CoreWeave Inc. on Thursday launched a new unified agentic artificial intelligence (AI) platform designed to eliminate the primary bottleneck facing enterprise AI deployment: agents that perform well in controlled demonstrations but fail in real-world production.

The specialized cloud provider’s new capabilities integrate serverless reinforcement learning (RL), production inference, fleet-wide observability, and autonomous agent improvement into a single, closed loop. The system allows enterprises to deploy AI agents directly into production, where they can continuously adapt and improve using real-world data and feedback loops.

Until now, developing AI agents required slow, iterative cycles of offline evaluation, metrics reviews, and cautious production launches, only for developers to encounter unpredictable user scenarios that restarted the entire process. As the pace of AI accelerates, industry experts note that this traditional approach is no longer sustainable.

“Most enterprises are stuck in a cycle of building and testing agents before they ever reach real users, and that cycle is becoming too slow and too expensive to sustain,” said Nick Patience, vice president and practice lead for AI Platforms at The Futurum Group. “A platform that closes the production-to-development feedback loop, using real-world experience to automatically improve agent performance, addresses a critical bottleneck.”

CoreWeave’s newly introduced ecosystem integrates four core functionalities to bridge the gap between model training and live inference.

Serverless RL enables companies to post-train large language models for complex, multi-turn tasks without the overhead of managing infrastructure. The system elastically scales workloads, reducing infrastructure costs by up to 40% and accelerating training times by 1.4x with zero loss in quality.

Production Inference is built to operate as a controllable, continuous workload. The layer maintains stable behavior and runtime flexibility under heavy real-world traffic while monitoring system health and service level objectives.

Fleet-wide visibility utilizes Weights & Biases (W&B) Weave as an observability layer.
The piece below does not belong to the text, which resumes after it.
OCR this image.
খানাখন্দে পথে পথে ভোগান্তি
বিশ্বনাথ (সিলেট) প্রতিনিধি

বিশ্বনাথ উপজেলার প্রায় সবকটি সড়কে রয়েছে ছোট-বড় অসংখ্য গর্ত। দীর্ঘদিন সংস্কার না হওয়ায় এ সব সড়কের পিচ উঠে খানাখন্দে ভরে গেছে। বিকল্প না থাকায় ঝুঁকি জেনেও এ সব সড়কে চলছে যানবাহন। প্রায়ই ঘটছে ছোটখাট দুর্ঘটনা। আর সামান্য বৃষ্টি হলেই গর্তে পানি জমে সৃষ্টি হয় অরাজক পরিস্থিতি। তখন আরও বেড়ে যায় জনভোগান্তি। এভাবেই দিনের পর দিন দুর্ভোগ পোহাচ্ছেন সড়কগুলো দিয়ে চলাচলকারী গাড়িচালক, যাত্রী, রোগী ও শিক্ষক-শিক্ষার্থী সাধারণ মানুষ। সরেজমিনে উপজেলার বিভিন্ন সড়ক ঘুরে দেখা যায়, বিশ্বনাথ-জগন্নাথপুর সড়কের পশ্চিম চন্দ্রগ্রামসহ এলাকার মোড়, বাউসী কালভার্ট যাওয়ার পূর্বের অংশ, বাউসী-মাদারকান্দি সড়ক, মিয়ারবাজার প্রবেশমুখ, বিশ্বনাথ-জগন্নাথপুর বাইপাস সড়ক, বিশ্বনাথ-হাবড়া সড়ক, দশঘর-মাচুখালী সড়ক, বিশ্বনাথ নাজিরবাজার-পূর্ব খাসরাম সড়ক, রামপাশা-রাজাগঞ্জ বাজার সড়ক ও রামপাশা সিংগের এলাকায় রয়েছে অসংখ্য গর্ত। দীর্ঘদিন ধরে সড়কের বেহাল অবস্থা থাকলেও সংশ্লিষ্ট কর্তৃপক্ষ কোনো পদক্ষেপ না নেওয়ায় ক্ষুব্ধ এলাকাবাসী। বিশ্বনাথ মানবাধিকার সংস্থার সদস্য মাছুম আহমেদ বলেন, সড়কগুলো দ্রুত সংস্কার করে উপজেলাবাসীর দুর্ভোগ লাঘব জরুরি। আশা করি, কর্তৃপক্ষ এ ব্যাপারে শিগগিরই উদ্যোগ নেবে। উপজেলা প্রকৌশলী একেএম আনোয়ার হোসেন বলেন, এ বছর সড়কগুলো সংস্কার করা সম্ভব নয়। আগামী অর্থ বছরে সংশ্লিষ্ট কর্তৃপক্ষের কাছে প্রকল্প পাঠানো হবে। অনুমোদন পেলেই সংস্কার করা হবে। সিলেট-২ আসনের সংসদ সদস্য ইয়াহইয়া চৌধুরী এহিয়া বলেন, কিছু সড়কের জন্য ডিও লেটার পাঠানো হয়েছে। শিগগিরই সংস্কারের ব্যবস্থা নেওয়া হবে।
The platform tracks production behavior, monitors multi-agent workflows, and uses custom signals to catch failure modes before regressions can scale.

Autonomous Improvement’s built-in capabilities automatically analyze evaluation data and production traces to pinpoint weaknesses, running independent experiments to optimize agent harnesses.

By separating training and inference onto distinct, always-on instances, CoreWeave has compressed iteration cycles that previously took hours down to seconds.

As corporate AI initiatives transition from simple chatbots to complex, business-critical agent fleets, the ability to scale reliably and efficiently is becoming a key competitive differentiator.

CoreWeave’s new architecture aims to dismantle the historical barriers of fragmented tooling and GPU-intensive infrastructure costs, clearing a path for enterprises to systematically translate live user interactions into superior agent performance.